The third is the question of where to evaluate the ReLU derivative. The code above evaluates (pre_activations[i-1] > 0), which is the derivative at the pre-activation z. You could equivalently evaluate (activations[i] > 0), the indicator of the post-activation a, and you would get the same answer everywhere except at exactly zero, where ReLU is non-differentiable and the choice is arbitrary. Both work; only one is a faithful translation of the chain rule. Evaluating at z is the safer convention because it generalises to non-monotonic activations (such as GELU) where the post-activation does not determine the derivative.

The fourth bug is off-by-one indexing in the reverse loop. The line delta = (delta @ W.T) * (pre_activations[i-1] > 0) uses index i-1 because the freshly-multiplied W.T has just propagated the error one layer earlier, and the ReLU derivative must be evaluated at the new layer's pre-activation, not the current one.

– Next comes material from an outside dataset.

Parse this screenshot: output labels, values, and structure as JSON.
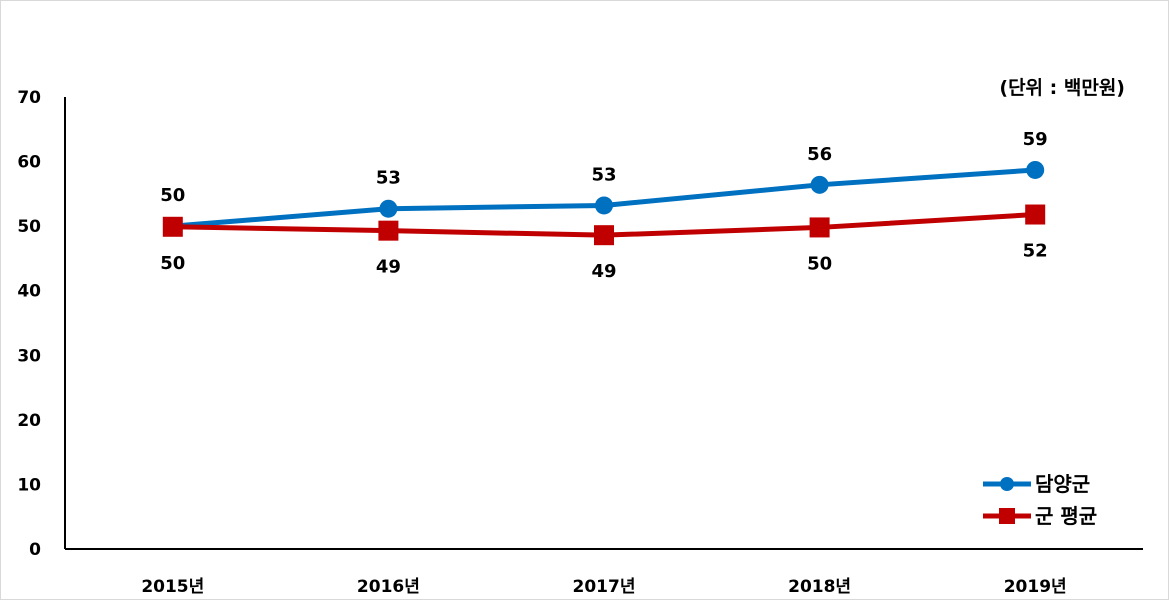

Writing pre_activations[i] here is the most common bug in the wild; it propagates a perfectly clean gradient through the wrong activation derivative and silently produces wrong (but plausible-looking) loss curves.

What you should take away

Backpropagation in vectorised NumPy is roughly eighty lines, including initialisation, forward, loss, backward and the SGD loop; there is no hidden machinery beyond matrix multiplication and elementwise arithmetic.
Every line of code maps to one symbol in the four governing equations of Section 9.6; if you can read the code you can read the maths, and vice versa.
Numerical stability is not optional. The two non-negotiable lines are the + 1e-12 inside the log and the per-row max subtraction inside softmax; both prevent silent training collapse.
The softmax-with-cross-entropy gradient is Y_hat - Y divided by the batch size; this single identity removes the need ever to compute the softmax Jacobian by hand.
The same eighty lines, with no library help beyond NumPy, will reach roughly 97 per cent test accuracy on MNIST; we plug them into the dataset and run the experiment in Section 9.16.